46.9.4 Long-Term Management

  • Regular follow-up for recurrence surveillance.
  • Monitor growth and development.
  • Monitor renal function (risk of chronic kidney disease, especially in bilateral disease).
  • Monitor for late effects of chemotherapy/radiotherapy (cardiotoxicity, infertility, secondary malignancies).

46.10 Complications

  • Tumour rupture leading to haemorrhage and peritonitis.
  • Hypertension due to renin production.
  • Metastasis (lungs, liver).
  • Chemotherapy-related: myelosuppression, mucositis, cardiotoxicity.
  • Chronic renal impairment in bilateral disease.
  • Psychological and social impact on family.

46.11 Prognosis

Wilms’ tumour is one of the paediatric oncology success stories:
- Overall survival exceeds 85% in high-income countries.
- Prognosis depends on:
- Stage at diagnosis.
- Histology (anaplastic variants worse).
- Age of child.
- In sub-Saharan Africa, survival is significantly lower (20–50%) due to late presentation, limited resources, and treatment abandonment.

46.12 Prevention

There are no established preventive measures for sporadic cases.
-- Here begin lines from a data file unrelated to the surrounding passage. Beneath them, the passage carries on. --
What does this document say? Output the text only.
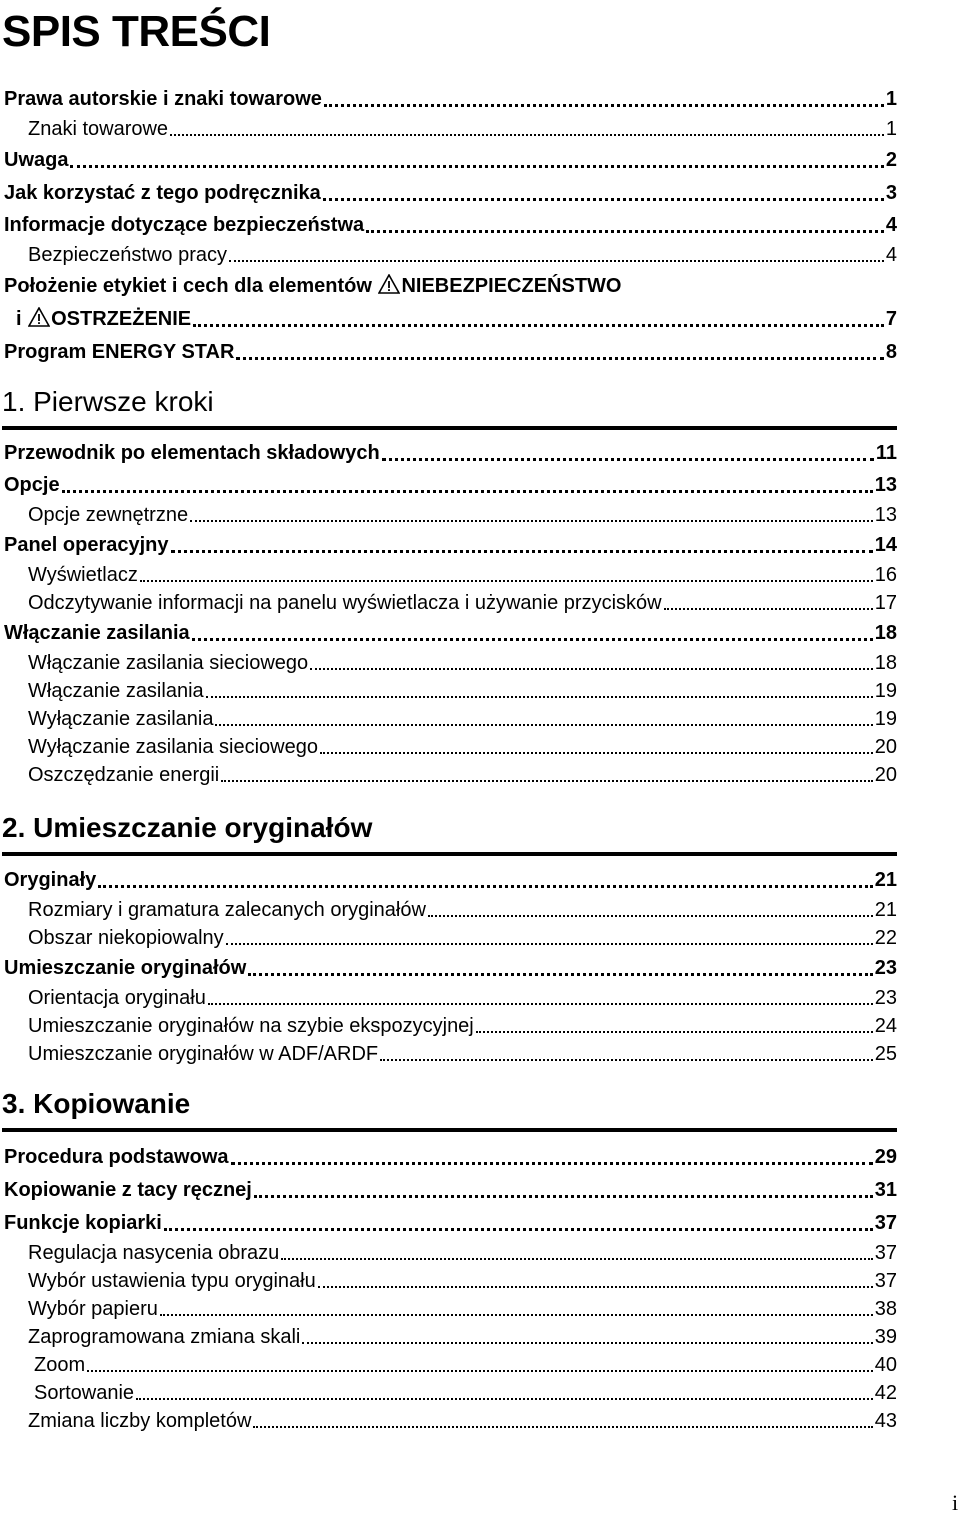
SPIS TREŚCI
Prawa autorskie i znaki towarowe	1
Znaki towarowe	1
Uwaga	2
Jak korzystać z tego podręcznika	3
Informacje dotyczące bezpieczeństwa	4
Bezpieczeństwo pracy	4
Położenie etykiet i cech dla elementów NIEBEZPIECZEŃSTWO
i OSTRZEŻENIE	7
Program ENERGY STAR	8
1. Pierwsze kroki
Przewodnik po elementach składowych	11
Opcje	13
Opcje zewnętrzne	13
Panel operacyjny	14
Wyświetlacz	16
Odczytywanie informacji na panelu wyświetlacza i używanie przycisków	17
Włączanie zasilania	18
Włączanie zasilania sieciowego	18
Włączanie zasilania	19
Wyłączanie zasilania	19
Wyłączanie zasilania sieciowego	20
Oszczędzanie energii	20
2. Umieszczanie oryginałów
Oryginały	21
Rozmiary i gramatura zalecanych oryginałów	21
Obszar niekopiowalny	22
Umieszczanie oryginałów	23
Orientacja oryginału	23
Umieszczanie oryginałów na szybie ekspozycyjnej	24
Umieszczanie oryginałów w ADF/ARDF	25
3. Kopiowanie
Procedura podstawowa	29
Kopiowanie z tacy ręcznej	31
Funkcje kopiarki	37
Regulacja nasycenia obrazu	37
Wybór ustawienia typu oryginału	37
Wybór papieru	38
Zaprogramowana zmiana skali	39
Zoom	40
Sortowanie	42
Zmiana liczby kompletów	43
i
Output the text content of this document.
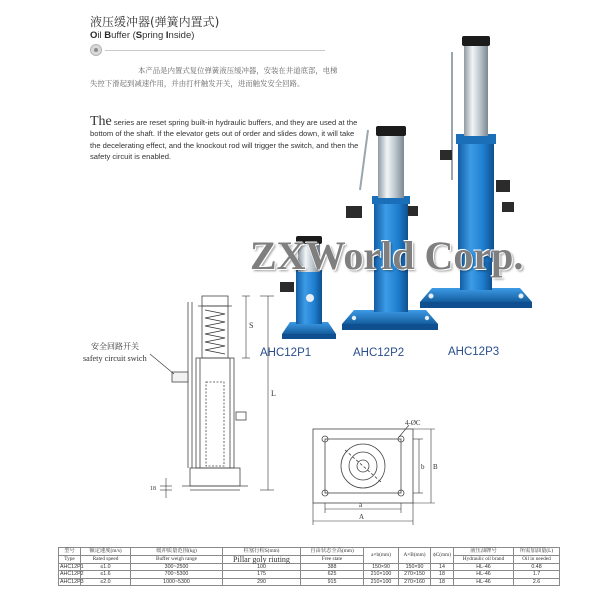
液压缓冲器(弹簧内置式)
Oil Buffer (Spring Inside)
本产品是内置式复位弹簧液压缓冲器，安装在井道底部，电梯失控下滑起到减速作用，并由打杆触发开关，进而触发安全回路。
The series are reset spring built-in hydraulic buffers, and they are used at the bottom of the shaft. If the elevator gets out of order and slides down, it will take the decelerating effect, and the knockout rod will trigger the switch, and then the safety circuit is enabled.
ZXWorld Corp.
AHC12P1	AHC12P2	AHC12P3
S
L
18
安全回路开关
safety circuit swich
4-ØC
a
A
b B
型号	额定速度(m/s)	缓冲质量范围(kg)	柱塞行程S(mm)	自由状态全高(mm)	a×b(mm)	A×B(mm)	ϕC(mm)	液压油牌号	所需加油量(L)
Type	Rated speed	Buffer weigh range	Pillar goly riuting	Free state				Hydraulic oil brand	Oil in needed
AHC12P1	≤1.0	300~2500	100	388	150×90	150×90	14	HL-46	0.48
AHC12P2	≤1.6	700~5300	175	625	210×100	270×150	18	HL-46	1.7
AHC12P3	≤2.0	1000~5300	290	915	210×100	270×160	18	HL-46	2.6
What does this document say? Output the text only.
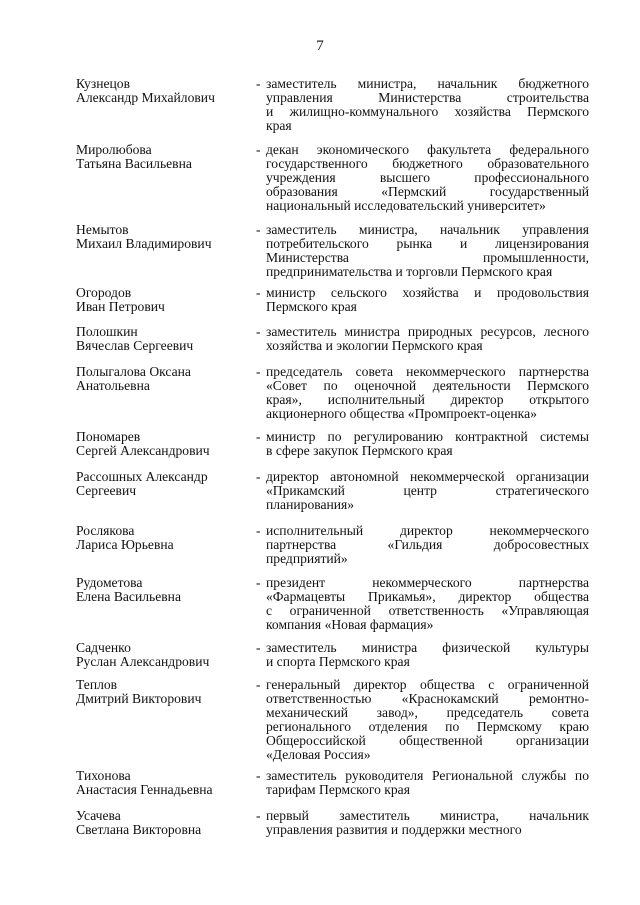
7
Кузнецов
Александр Михайлович
- заместитель министра, начальник бюджетного
управления Министерства строительства
и жилищно-коммунального хозяйства Пермского
края
Миролюбова
Татьяна Васильевна
- декан экономического факультета федерального
государственного бюджетного образовательного
учреждения высшего профессионального
образования «Пермский государственный
национальный исследовательский университет»
Немытов
Михаил Владимирович
- заместитель министра, начальник управления
потребительского рынка и лицензирования
Министерства промышленности,
предпринимательства и торговли Пермского края
Огородов
Иван Петрович
- министр сельского хозяйства и продовольствия
Пермского края
Полошкин
Вячеслав Сергеевич
- заместитель министра природных ресурсов, лесного
хозяйства и экологии Пермского края
Полыгалова Оксана
Анатольевна
- председатель совета некоммерческого партнерства
«Совет по оценочной деятельности Пермского
края», исполнительный директор открытого
акционерного общества «Промпроект-оценка»
Пономарев
Сергей Александрович
- министр по регулированию контрактной системы
в сфере закупок Пермского края
Рассошных Александр
Сергеевич
- директор автономной некоммерческой организации
«Прикамский центр стратегического
планирования»
Рослякова
Лариса Юрьевна
- исполнительный директор некоммерческого
партнерства «Гильдия добросовестных
предприятий»
Рудометова
Елена Васильевна
- президент некоммерческого партнерства
«Фармацевты Прикамья», директор общества
с ограниченной ответственность «Управляющая
компания «Новая фармация»
Садченко
Руслан Александрович
- заместитель министра физической культуры
и спорта Пермского края
Теплов
Дмитрий Викторович
- генеральный директор общества с ограниченной
ответственностью «Краснокамский ремонтно-
механический завод», председатель совета
регионального отделения по Пермскому краю
Общероссийской общественной организации
«Деловая Россия»
Тихонова
Анастасия Геннадьевна
- заместитель руководителя Региональной службы по
тарифам Пермского края
Усачева
Светлана Викторовна
- первый заместитель министра, начальник
управления развития и поддержки местного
However:
- Genetic counselling for families with syndromic or familial cases.
- Surveillance imaging (ultrasound every 3 months until age 7) for high-risk children (e.g., WAGR, Denys–Drash, Beckwith–Wiedemann, bilateral disease).
- Early detection and treatment significantly improve outcomes.

46.13 Conclusion

Nephroblastoma is the most common childhood renal malignancy and a leading cause of paediatric abdominal masses. It exemplifies how combined surgery, chemotherapy, and radiotherapy can yield excellent outcomes when implemented effectively. For Ghana and similar settings, the major challenge remains late presentation and limited access to oncology services. Strengthening health systems, raising community awareness, and improving access to multimodal therapy are essential to bridge the survival gap.